Every Rose Has Its Thorn



I want to kill myself for incorporating anything written by Bret Michaels or recorded by rock band Poison into this blog, however, the 80s hair band's biggest hit is simply the perfect analogy for the year that investing's biggest hit, Warren Buffet, just had.


Earlier this month, Buffett, the head of Berkshire Hathaway since 1965, addressed shareholders in his annual letter with not the greatest of news. Like almost every other investor, Berkshire Hathaway lost a considerable amount of money for its shareholders. Berkshire in 2008 lost 9.6% in book value per share, a common metric Berkshire uses to track performance. That marks the biggest decline since Mr. Buffett took over almost 45 years ago.




Berkshire shares fell nearly as much as the rest of the market last year, indicating that investors are worried about the company's ability to keep growing.
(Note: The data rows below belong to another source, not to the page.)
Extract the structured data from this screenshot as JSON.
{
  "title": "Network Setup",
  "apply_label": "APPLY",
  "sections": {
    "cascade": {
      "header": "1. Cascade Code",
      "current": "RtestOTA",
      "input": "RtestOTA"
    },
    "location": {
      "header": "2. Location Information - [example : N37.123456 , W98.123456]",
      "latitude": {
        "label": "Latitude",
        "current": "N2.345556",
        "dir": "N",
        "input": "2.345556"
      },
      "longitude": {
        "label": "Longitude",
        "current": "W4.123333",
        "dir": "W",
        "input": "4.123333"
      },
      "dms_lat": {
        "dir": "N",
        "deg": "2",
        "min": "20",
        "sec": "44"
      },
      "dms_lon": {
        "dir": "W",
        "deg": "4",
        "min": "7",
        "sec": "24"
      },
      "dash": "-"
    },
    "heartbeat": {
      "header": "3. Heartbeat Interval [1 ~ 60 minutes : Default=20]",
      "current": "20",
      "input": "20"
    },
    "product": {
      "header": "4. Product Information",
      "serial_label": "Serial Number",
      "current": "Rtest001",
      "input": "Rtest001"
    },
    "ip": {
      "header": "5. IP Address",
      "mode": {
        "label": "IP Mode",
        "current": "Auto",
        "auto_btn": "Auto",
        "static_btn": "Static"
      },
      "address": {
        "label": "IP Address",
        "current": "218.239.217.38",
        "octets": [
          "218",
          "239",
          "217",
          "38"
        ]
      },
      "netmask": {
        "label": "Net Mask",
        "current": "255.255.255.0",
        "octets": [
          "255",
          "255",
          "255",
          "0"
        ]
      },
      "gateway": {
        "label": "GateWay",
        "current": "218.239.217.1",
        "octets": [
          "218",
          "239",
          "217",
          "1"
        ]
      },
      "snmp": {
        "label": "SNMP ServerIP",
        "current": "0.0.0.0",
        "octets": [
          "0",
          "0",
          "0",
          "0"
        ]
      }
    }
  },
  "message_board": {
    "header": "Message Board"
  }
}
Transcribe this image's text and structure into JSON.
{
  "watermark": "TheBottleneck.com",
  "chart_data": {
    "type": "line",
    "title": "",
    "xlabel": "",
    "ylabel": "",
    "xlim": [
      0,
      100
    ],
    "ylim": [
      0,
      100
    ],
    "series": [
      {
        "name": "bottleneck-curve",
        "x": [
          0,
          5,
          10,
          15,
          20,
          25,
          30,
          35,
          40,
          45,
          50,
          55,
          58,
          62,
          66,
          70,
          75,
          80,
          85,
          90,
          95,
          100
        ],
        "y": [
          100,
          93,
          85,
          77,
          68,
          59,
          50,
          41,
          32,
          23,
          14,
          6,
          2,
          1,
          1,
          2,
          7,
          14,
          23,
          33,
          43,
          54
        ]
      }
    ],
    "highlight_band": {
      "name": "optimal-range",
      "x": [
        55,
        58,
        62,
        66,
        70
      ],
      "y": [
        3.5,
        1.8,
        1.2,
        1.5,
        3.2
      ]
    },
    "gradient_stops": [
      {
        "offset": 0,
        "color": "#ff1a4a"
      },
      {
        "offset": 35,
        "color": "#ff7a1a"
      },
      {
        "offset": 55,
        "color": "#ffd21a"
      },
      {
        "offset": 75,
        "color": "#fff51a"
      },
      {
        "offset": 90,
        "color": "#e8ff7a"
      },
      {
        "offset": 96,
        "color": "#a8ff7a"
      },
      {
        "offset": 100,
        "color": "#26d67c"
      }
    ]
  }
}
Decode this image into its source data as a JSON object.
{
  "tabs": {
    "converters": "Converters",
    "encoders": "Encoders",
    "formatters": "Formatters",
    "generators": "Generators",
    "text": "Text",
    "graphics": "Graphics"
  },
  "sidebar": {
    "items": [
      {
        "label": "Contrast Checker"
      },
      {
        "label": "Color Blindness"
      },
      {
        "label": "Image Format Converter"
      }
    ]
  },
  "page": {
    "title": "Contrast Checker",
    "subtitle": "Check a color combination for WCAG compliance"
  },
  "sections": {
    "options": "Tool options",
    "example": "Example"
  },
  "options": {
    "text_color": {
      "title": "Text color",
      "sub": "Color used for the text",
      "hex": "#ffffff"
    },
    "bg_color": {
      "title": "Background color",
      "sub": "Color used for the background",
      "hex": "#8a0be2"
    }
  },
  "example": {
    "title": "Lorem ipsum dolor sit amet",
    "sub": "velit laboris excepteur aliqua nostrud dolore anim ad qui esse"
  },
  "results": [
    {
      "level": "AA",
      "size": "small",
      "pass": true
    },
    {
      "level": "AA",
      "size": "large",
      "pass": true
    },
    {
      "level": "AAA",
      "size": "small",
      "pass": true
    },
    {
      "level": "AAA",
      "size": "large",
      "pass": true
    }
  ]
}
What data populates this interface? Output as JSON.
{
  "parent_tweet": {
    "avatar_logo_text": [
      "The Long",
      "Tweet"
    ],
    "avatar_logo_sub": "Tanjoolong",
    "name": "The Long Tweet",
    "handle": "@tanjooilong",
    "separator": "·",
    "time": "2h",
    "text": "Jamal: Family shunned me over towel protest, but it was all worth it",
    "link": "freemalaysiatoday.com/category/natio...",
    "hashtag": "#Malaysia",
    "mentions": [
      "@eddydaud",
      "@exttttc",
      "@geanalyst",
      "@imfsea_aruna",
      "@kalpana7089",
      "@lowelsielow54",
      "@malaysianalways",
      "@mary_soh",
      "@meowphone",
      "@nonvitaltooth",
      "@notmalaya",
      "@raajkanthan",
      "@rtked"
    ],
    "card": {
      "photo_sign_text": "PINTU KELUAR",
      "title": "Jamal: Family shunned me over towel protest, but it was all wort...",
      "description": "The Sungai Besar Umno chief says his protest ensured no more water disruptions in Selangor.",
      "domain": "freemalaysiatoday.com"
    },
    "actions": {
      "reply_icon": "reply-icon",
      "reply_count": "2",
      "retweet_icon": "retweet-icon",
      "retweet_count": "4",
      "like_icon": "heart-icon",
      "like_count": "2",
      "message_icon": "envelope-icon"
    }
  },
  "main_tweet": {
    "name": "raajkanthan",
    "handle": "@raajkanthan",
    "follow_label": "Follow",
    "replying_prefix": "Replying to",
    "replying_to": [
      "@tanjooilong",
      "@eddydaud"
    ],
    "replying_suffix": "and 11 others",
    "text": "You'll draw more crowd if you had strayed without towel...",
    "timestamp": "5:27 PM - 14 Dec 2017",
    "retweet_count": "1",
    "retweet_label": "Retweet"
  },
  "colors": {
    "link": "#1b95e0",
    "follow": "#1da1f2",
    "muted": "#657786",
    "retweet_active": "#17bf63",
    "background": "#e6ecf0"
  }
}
In 2008, Berkshire's Class A stock fell 32%. This year, the shares are down nearly 19%, only slightly better than the Dow Jones Industrial Average.



Buffett, the proverbial investment rose, surely and self-admittedly did some pretty stupid things. He bought a significant number of shares in oil giant ConocoPhillips when the price of oil was near its record high, only to see the price of a barrel of sweet crude tumble almost $100 dollars a barrel, and Conoco's share prices tumble right along with them. He also invested almost a quarter billion dollars in a pair of Irish banks that hit subprime trouble, which resulted in an 89% loss.


Some wondered if the investment guru's run was over, with his inability to stave off steep losses like the rest of the market. Yet while Buffett certainly has had his thorns the last 18 months, he is still a rose.




He took a $400 million dollar loss when he pushed General Re, his big insurance company acquisition in 1998, to disentangle itself from over 23,000 derivatives contracts it had on its books at the time. Buffett was notorious for claiming in 2002 that derivatives were "financial weapons of mass destruction." He has always thought they were unnecessarily complicated risks, not worthy of taking. While on the surface, a $400 million dollar loss is no prize, first consider what the exposure could have been now had he not begun to take action to unburden General Re of them almost a decade ago. $400 million could have ballooned into a double digit number with a "B" on the end of it rather than an "M." How many other investment managers do you know who had the foresight to avert such a monumental disaster? Buffet knew when to cut his losses, and in this environment, losing less than the next guy is actually perceived as winning.


Which brings Buffett to his next (not so) rosy outlook. Losses have been so endemic and persistent across all investment strategies over the past year, that an incredible phenomenon began to occur in the U.S. Treasuries market. People became so scared of investing, that the mass flock to the security of U.S. Treasury Bonds pushed their yield to zero, and even into negative territory, and yet people continued to invest. It turns out that people would rather take a minor, but guaranteed loss, than risk a much bigger loss in the market, trying to make a gain. Or as Buffett specifically noted himself, "the investment world has gone from underpricing risk to overpricing it," which he said is reflected by investor appetite for Treasury bonds. Future historians will comment on the Internet bubble of the 1990s and the housing bubble of the early 2000s, he said, but "the U.S. Treasury-bond bubble of late 2008 may be regarded as almost equally extraordinary."



Possibly the biggest thing that makes Buffett smell rosy through all of this turmoil is all the work he had done prior to this mess to be able not only to weather the storm, but comeback with ferocity. We all know that in this environment, cash is king. Buffett has $24.3 billion in cash that can be used to find bargains in a distressed market. How much do you have?